一つ手に持っているエリクは、何やら転がしながら思案中のようである。
「とりあえず、帰るまでが遠足‥‥もとい依頼ですからね。最後まで気を抜かないようにしませんと」
「比良坂君も律儀だねぇ〜。ま、気が緩みすぎるよりはマシだけど」
比良坂がしっかりと周囲を見渡している横で、常木が欠伸をしながら武器の手入れをしている。
彼らにとってはもう慣れ親しんだ(?)森の為、今更どうという事態になることもないだろう。
しかし、そんな中‥‥
「む〜‥‥もう少し力があれば全滅を狙えて‥‥いや、むしろフォーメーションを‥‥」
「あー刃霧さん? あれからずっと悩んでいますね〜」
ぶちぶちと呟きながらアレコレ考えている刃霧を見て、イスネグは軽く苦笑いをしている。

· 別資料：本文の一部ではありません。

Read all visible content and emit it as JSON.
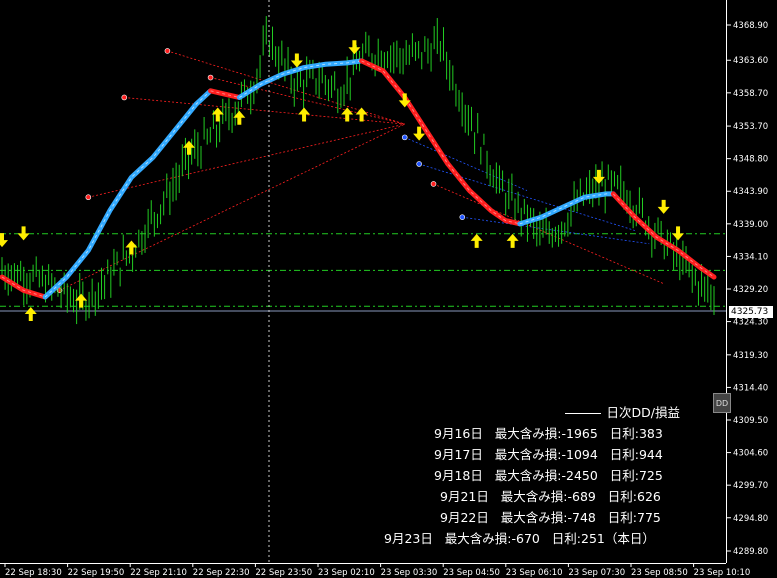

どうやら死神を全滅出来なかった事をまだ悔やんでいる様子である。
「だってだって〜、もう少し練力が続いていたら〜〜!!」
「まあ落ち着きたまえ。とりあえずマリー嬢のカレーが出来るまでこれでも飲んでいなさい」
じたばたと悔やんでいる彼女を宥めるように、そっと紅茶を差し出すエドワード。
周囲には美味しそうなカレーの匂いが漂い始め、皆の空腹を誘い始めている。
「私、こういうのできないんで〜、どうやってやってるか見せてもらうです〜」
「ふふ、そんなに難しい物じゃないわよ? 後はご飯が炊き上がるのを待って‥‥」
「〜〜♪ 何だか良い匂いです〜♪」
アクアがマリーの近くでニコニコと料理の手際を見つめている。
何やらさっきから興味深そうに眺めているが、その目的は料理を覚える為なのか、もしくはただの暇つぶしか‥‥
「ふむ、流石だな‥‥レーションとは全く味が違う。野外料理に慣れているのか」
「ああ、マリーの作る料理はいつでも美味しい。僕は少なくともそう思っている」
「ちょ、ちょっと寿さんに何言ってるのよ!? ‥‥恥ずかしいじゃない」
「は〜い、和泉さん♪ あ〜んですわ♪」
「だ、だからその何て言うか今ここでは‥‥‥‥‥あ〜ん」
「今度こそ〜、今度こそ〜‥‥うふ、おいし♪」
「刃霧嬢を収めるには、美味しい料理も有効と言うわけだな。覚えておこう」
「さてさて、どんな物が出来るのか楽しみだなぁ〜。ま、今はこれを美味しく頂こうか」
「マリーさんのつくるお料理は〜、やっぱり美味しいですね〜♪」
「ふふ‥‥すべて世は事も無し、だね」
こうして、最後の夜更けは過ぎていくのだった‥‥合掌。